First, to understand the current budget situation, you need to understand a budget amendment that took place back in April. In this amendment the city claimed there were unforeseen expenses that needed to be covered, so they reduced the amount that they would contribute tom the self insurance fund in 2012-2013 by $6.6M and use that money to cover other shortfalls.
By reducing this payment to the Medical Self Insurance Fund the city put itself in fiscal risk, because that fund has a history of running a deficit year after year. This year alone the deficit between payments received and payments made from that fund was over $10M.

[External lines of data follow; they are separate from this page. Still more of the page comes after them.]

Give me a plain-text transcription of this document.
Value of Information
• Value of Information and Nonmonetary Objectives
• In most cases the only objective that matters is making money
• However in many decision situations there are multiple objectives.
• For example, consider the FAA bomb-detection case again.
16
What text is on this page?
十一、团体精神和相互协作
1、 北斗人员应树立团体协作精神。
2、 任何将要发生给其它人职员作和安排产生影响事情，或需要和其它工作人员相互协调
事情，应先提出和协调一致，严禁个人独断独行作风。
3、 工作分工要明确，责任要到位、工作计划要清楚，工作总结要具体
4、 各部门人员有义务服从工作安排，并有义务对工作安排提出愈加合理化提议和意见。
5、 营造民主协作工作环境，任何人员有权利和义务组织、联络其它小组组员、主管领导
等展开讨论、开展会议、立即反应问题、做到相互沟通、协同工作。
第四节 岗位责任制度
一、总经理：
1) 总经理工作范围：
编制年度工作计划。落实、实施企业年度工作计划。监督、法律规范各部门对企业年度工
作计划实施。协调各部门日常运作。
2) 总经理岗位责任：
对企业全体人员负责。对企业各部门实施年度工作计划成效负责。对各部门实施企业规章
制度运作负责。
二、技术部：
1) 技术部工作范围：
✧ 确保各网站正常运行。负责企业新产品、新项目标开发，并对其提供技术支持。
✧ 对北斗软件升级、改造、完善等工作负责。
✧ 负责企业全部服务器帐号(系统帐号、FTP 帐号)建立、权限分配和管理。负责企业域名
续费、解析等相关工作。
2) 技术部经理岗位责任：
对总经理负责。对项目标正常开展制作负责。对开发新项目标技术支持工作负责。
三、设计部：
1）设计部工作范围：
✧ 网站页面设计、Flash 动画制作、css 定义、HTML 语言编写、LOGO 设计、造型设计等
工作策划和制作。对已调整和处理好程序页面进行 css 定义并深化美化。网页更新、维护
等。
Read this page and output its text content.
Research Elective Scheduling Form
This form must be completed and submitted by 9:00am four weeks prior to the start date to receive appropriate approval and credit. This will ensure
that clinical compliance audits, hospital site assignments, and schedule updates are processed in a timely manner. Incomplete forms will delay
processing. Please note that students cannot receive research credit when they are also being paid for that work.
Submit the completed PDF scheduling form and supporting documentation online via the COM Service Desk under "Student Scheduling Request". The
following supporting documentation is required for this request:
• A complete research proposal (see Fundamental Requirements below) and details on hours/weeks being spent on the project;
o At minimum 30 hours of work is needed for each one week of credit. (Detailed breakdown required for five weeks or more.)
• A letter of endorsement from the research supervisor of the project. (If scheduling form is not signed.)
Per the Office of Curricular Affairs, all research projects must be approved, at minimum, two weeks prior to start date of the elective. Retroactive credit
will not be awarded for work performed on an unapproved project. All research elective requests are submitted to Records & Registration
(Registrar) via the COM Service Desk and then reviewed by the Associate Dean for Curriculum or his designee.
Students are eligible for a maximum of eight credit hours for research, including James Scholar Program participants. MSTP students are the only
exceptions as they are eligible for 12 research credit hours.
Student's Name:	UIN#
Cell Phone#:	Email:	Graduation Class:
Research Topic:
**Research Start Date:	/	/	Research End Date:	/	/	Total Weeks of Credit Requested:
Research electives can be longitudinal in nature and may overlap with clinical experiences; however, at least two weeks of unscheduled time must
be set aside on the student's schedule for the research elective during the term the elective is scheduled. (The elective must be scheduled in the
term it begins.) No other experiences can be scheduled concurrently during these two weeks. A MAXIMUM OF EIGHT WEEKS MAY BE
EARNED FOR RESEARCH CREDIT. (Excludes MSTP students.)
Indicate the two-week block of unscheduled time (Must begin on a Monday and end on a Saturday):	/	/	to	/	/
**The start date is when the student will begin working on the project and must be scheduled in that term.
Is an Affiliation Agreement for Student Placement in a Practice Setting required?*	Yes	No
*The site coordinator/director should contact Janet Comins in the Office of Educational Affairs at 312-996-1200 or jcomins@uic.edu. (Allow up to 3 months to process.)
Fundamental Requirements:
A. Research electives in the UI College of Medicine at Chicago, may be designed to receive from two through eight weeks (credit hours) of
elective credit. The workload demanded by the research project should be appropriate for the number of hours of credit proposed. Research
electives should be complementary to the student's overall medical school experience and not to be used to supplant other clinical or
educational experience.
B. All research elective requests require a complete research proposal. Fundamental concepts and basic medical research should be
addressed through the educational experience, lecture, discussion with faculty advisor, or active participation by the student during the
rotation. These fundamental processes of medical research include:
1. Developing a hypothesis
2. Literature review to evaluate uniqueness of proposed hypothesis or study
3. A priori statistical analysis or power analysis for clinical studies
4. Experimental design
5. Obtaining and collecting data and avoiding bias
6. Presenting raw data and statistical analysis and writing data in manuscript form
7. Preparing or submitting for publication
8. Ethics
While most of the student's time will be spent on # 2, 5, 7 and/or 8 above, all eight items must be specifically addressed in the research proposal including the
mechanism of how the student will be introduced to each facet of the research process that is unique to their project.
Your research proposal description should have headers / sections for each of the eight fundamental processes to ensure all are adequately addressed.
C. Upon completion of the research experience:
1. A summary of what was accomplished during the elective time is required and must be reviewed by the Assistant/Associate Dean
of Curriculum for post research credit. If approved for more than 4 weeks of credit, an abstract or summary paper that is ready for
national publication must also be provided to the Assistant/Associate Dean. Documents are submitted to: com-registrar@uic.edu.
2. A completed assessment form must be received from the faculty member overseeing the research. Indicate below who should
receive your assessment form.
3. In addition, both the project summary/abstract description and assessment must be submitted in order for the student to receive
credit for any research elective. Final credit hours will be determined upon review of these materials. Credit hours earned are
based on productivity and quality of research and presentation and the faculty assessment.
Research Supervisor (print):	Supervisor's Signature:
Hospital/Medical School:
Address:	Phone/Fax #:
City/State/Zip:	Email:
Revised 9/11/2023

In essence, however, what this April resolution did was remove the budgetary obligation to properly fund the Self Insurance fund and shift those allocated funds to cover a number of areas of shortfall.
Now to this month’s resolution. In the resolution was a hastily scanned copy of a 2012-2013 budget analysis that provides a list of large overruns and underruns. Revenue underruns means revenue we expected to come in that did not and revenue overruns means revenue we did not expect to see, but were able to claim. On the flip side, expenditure underruns are areas where we spent less money than we expected to while expenditure overruns are areas where we went over our budget.
Some of the areas of revenue underrun included revenues I have said wouldn’t materialize since this budget was presented, such as “Transition Revenue” and “Police and Fire Hotspots”. All in all there were $10M in revenue underruns. These were offset by $12M in revenue overruns, but nearly half of the revenue overruns came from one time revenues. Most notably the sale of property (Alton Brooks Way) and the sale of Tax Liens.
This last one, the sale of $4.3M in Tax Liens is a major issue. Tax Liens are money owed the city for back taxes. When the city sells the liens they are basically giving another agency the right to collect on that debt for themselves. Debts like this are usually sold at a loss, since the purchaser has to spend money to collect these debts. But the bigger issue is that once the city sells the debt they can no longer collect interest on these debts. To put this in perspective, in 2013 alone the City of New Britain brought in over $3.6M in tax liens and interest. Due to the sale of our outstanding liens we won’t see income like that again for a long time.
So when you add these pieces of information together, the fact that had to sell close to $6M in city assets and we had to underfund our medical self insurance obligations to the tune of an addition $6.6M to create a surplus is it really worth it? This surplus is more a product of clever accounting and budgetary chicanery than it is a sign of prudent fiscal management in city hall.
Nicholas Mercier is the President of the Citizens Property Owners Association and former chairman of the Board of Finance. He is also running for the Board of Education on the Republican slate.